THIS IMMORTAL COIL – The Dark Age Of Love
(Ici d’Ailleurs / Differ-Ant) [site] – acheter ce disque
Rares sont les albums hommage qui soient restés inoubliables : c’est souvent mal foutu et la comparaison avec l’artiste ou le groupe célébré suffit la plupart du temps à donner le coup de grâce à ce genre d’entreprise. Il y a sûrement des exceptions dans l’histoire et on peut déjà être assuré que The "Dark Age Of Love" du collectif très astucieusement baptisé This Immortal Coil en fera partie.
Comme les (bons) albums du fameux projet de reprises This Mortal Coil, ce disque joue la carte du décalage en s’attaquant au répertoire de Coil, l’une des entités musicales les plus inclassables qui soit, créée par Peter Christopherson et Jhonn Balance (ex-Throbbing Gristle pour l’un et ex-Psychic TV pour les deux), couple à la ville comme en musique. Histoire de ne pas se perdre en explications pénibles nous dirons, pour faire simple et efficace que Coil est à mi-chemin entre Nurse With Wound et Soft Cell. Dit comme ça, c’est on ne peut plus clair, n’est-ce pas ? Un groupe vraiment exceptionnel, mais hélas bien peu connu du grand public et dont le mode de vie sulfureux et extrême aura eu raison de Jhonn Balance un soir de novembre 2004. C’est peu de temps après ce drame que Stéphane Grégoire, fondateur du label Ici d’Ailleurs et immense fan de Coil décida de leur rendre hommage.
En fin connaisseur, il a intelligemment choisi dans la très abondante discographie du groupe (une cinquantaine d’albums et maxis en un peu plus de vingt ans de carrière) onze titres assez accrocheurs, voire accessibles, notion pourtant toute relative dès qu’il s’agit de Coil. Exit donc les morceaux les plus décadents des débuts… dommage diront certains, mais comme le but est de toucher un large public, il eut été mal venu d’aller piocher parmi l’album "Scatology" ou de s’attaquer à des titres de la trempe de "The Anal Staircase" !

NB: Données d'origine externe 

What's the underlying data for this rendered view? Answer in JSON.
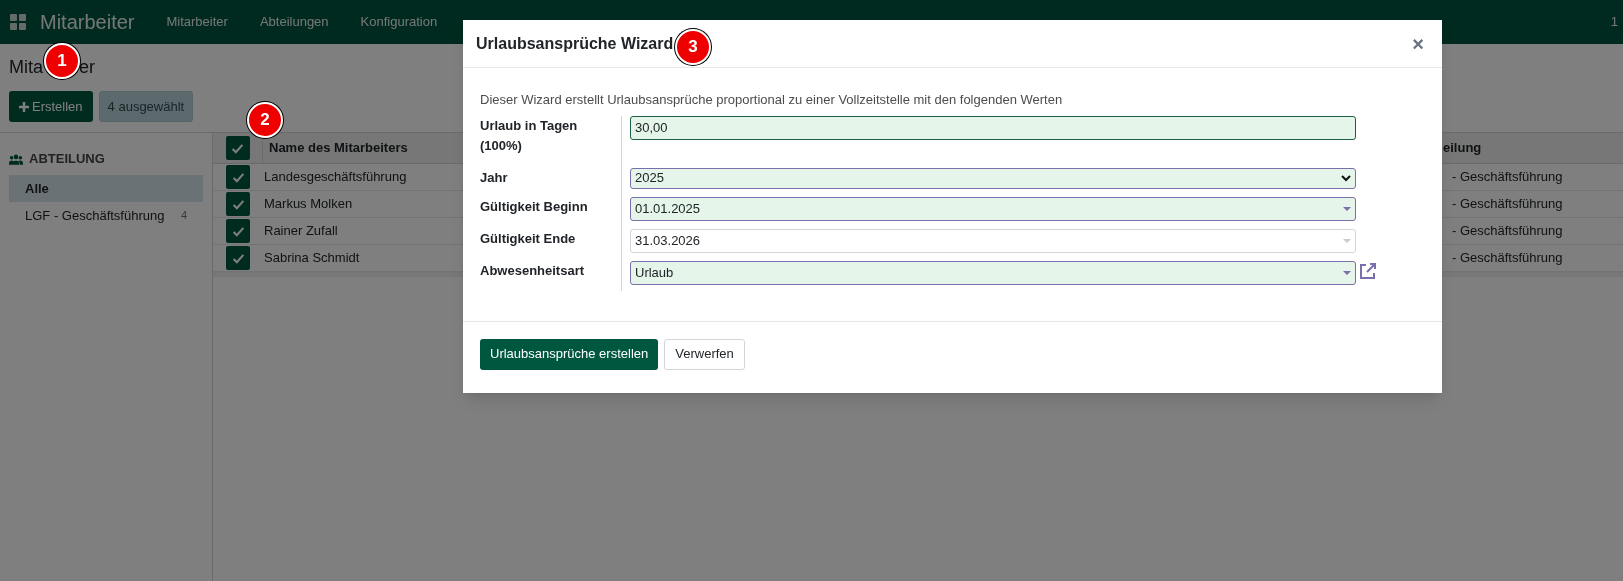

Ensuite, Stéphane Grégoire a laissé libre cours à l’imagination et au talent de Yann Tiersen, Matt Elliott, Yaël Naïm, Sylvain Chauveau, DAAU, Christine Ott, Chapelier Fou et Bonnie Prince Billy, compositeur qui d’ailleurs, obsédait littéralement Jhonn Balance à la fin de sa vie au point de vouloir lui ressembler. Un casting, certes prestigieux, mais plutôt déconcertant tant il semble à mille lieux des expériences occultes qui sortaient des cerveaux bouillonnants des deux Anglais.

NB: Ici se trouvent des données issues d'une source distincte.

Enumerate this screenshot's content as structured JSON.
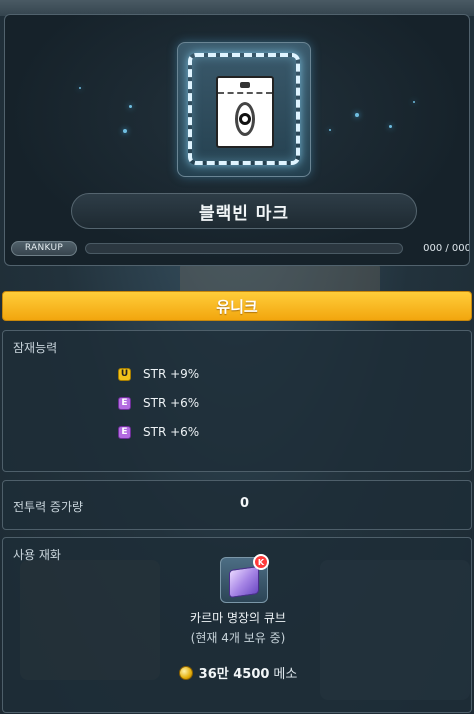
{
  "item": {
    "name": "블랙빈 마크",
    "rank_label": "RANKUP",
    "rank_value": "000 / 000",
    "rank_progress": 0
  },
  "grade": {
    "label": "유니크",
    "color": "#f5b320"
  },
  "potential": {
    "title": "잠재능력",
    "lines": [
      {
        "badge": "U",
        "text": "STR +9%"
      },
      {
        "badge": "E",
        "text": "STR +6%"
      },
      {
        "badge": "E",
        "text": "STR +6%"
      }
    ]
  },
  "combat": {
    "title": "전투력 증가량",
    "value": "0"
  },
  "material": {
    "title": "사용 재화",
    "icon": "cube-icon",
    "badge": "K",
    "name": "카르마 명장의 큐브",
    "owned": "(현재 4개 보유 중)",
    "cost_amount": "36만 4500",
    "cost_unit": "메소"
  },
  "colors": {
    "unique": "#f1c21a",
    "epic": "#b36be0",
    "glow": "#dff4ff"
  }
}
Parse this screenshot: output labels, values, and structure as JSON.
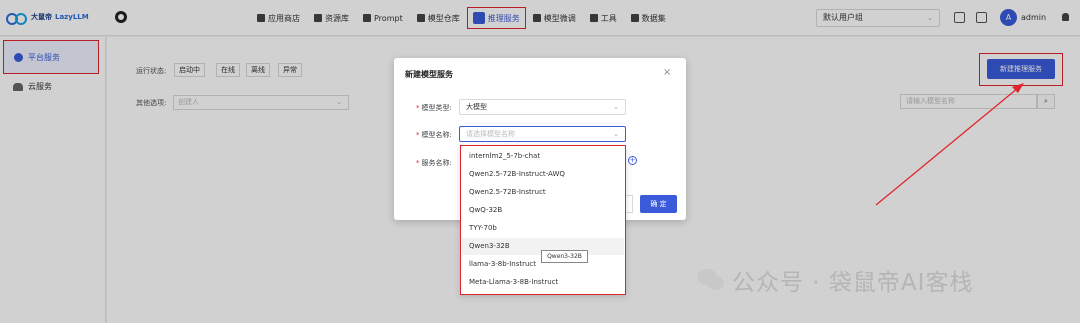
{
  "brand": {
    "name_cn": "大鼠帝",
    "name_en": "LazyLLM"
  },
  "nav": {
    "items": [
      {
        "label": "应用商店"
      },
      {
        "label": "资源库"
      },
      {
        "label": "Prompt"
      },
      {
        "label": "模型仓库"
      },
      {
        "label": "推理服务"
      },
      {
        "label": "模型微调"
      },
      {
        "label": "工具"
      },
      {
        "label": "数据集"
      }
    ]
  },
  "header": {
    "group_select": "默认用户组",
    "avatar_letter": "A",
    "user_name": "admin"
  },
  "sidebar": {
    "items": [
      {
        "label": "平台服务"
      },
      {
        "label": "云服务"
      }
    ]
  },
  "filters": {
    "status_label": "运行状态:",
    "status_chips": [
      "启动中",
      "在线",
      "离线",
      "异常"
    ],
    "other_label": "其他选项:",
    "creator_placeholder": "创建人",
    "search_placeholder": "请输入模型名称"
  },
  "actions": {
    "new_service": "新建推理服务"
  },
  "modal": {
    "title": "新建模型服务",
    "close": "×",
    "model_type_label": "模型类型:",
    "model_type_value": "大模型",
    "model_name_label": "模型名称:",
    "model_name_placeholder": "请选择模型名称",
    "service_name_label": "服务名称:",
    "cancel_label": "",
    "ok_label": "确 定"
  },
  "dropdown": {
    "options": [
      "internlm2_5-7b-chat",
      "Qwen2.5-72B-Instruct-AWQ",
      "Qwen2.5-72B-Instruct",
      "QwQ-32B",
      "TYY-70b",
      "Qwen3-32B",
      "llama-3-8b-Instruct",
      "Meta-Llama-3-8B-Instruct"
    ],
    "tooltip": "Qwen3-32B"
  },
  "watermark": {
    "text": "公众号 · 袋鼠帝AI客栈"
  },
  "colors": {
    "accent": "#3b5bdb",
    "highlight": "#e0242a"
  }
}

Et pourtant la magie opère ! Après quatre ans de travail minutieux pendant lequel les artistes se sont échangé leurs enregistrements (ils ne se sont presque jamais rencontrés !), le résultat est absolument sublime. Les artistes sont restés très fidèles aux formats et à l’esprit des titres originaux, que se soient avec des orchestrations onctueuses comme sur "The Dark Age of Love" ou dans la langueur monotone d’un "Red Queen", mais ont su capter la fragilité qui se cachait derrière l’âme noire du groupe. Ainsi revisitée en mode acoustique (piano, violoncelle, accordéon, clarinette), agrémentée d’ondes martenots ou dispositifs électroniques, la musique de Coil, entre ténèbres (avec un Matt Elliott taciturne) et lumières (avec une Yaël Naïm céleste) est totalement réincarnée. Pour s’en rendre compte il n’y a qu’à écouter la version d’"Ostia" avec un Bonnie Prince Billy possédé ou ce "Tattoed Man" sublime et dépouillé sur lequel le piano et la voix de Yaël Naïm nous font tutoyer des sommets que l’on n’atteint que trop rarement.
Cyril Lacaud
The Dark Age of Love (Yaël Naïm, Chapelier Fou, DAAU, David Donatien, Christine Ott)
Red Queen (Yann Tiersen, Matt Elliott)
Ostia (Bonnie Prince Billy, Christine Ott, DAAU)
Chaostrophy (Christine Ott, DAAU)
Love Secret Domain (Yann Tiersen, Matt Elliott)
Tattoed Man (Yaël Naïm)
Teenage Lightning (Matt Elliott)
Amber Rain (Sylvain Chauveau, DAAU)
Cardinal Points DAAU, Christine Ott
Blood From the Air (Christine Ott, DAAU, Deadverse, Nightwood)
Outro LSD (Yann Tiersen, Matt Elliott)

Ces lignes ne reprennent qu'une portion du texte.